For mineral utilization AND nitrogen fixation, one just cannot go past
lucerne. This legume has extraordinarily deep roots and brings up a lot
of trace elements. I mainly use lucerne in the walkways, as a good way
to utilize what is basically fallow soil. I cut it from an early stage,
just as flowers form, and continue to do so from then on.
Being penultimate to flowering, then being denied the chance, forces
the plant to become biennial. This then affords an in-situ supply of
nitrogenous mulch for the beds.
Lucerne, being attractive to aphis, acts as a food source for ladybirds, also as a shelter belt for beneficial insects.
I have tried using clover as a living mulch, nitrogen fixer, but found
it to be far too invasive, to the point of rapaciousness as it
practically took over the garden.
The old adage " One year's seeding, seven years weeding" holds well for
the variety of clover I chose (Subterranean clover). This stuff
actually buried its own seed! I kid you not - I have actually witnessed
the process.
Peanuts, also a legume (viable seed readily available at the
supermarket as 'raw peanuts'), will grow with anything - then probably
smother it.
This is a peculiar member of the legume family for the fact that the
seeds are produced underground. Not all that dissimilar to subterranean
clover, by the fact that it, too buries its own seed, the nuts.

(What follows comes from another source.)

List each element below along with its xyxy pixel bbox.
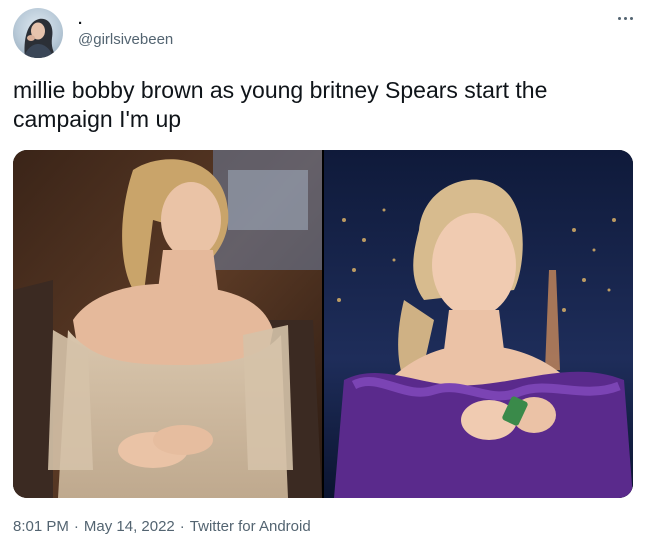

The plants grow to about the size of a basketball, I have found it to
be too competitive for space, to be planted in close proximity to most
small-crops. However, it does relatively well with quick growing,
robust plants like corn, daikon and artichokes, both globe and
jerusalem.
Highly susceptible to white-fly, I have had a disastrous attempt at growing it with tobacco, also a white-fly favorite.
In order to produce more nuts, the plants are traditionally 'hilled' to
assist with the seed burying process. I have found that, not hilling
them, but using them as a 'cut-and-come-again' supply of readily
available mulch material, keeps them manageable in a vegetable garden.
I have found an enormous amount of benefit, and amusement, from growing
them in poultry forage yards. Chooks aren't all that interested in the
growing plant, other then an excellent place to have a dust bath under
- and can at times kill the plant. However, once the plant is pulled at
harvest, poultry can be kept amused all day long, scratching for the
pods, then trying to extract the nut.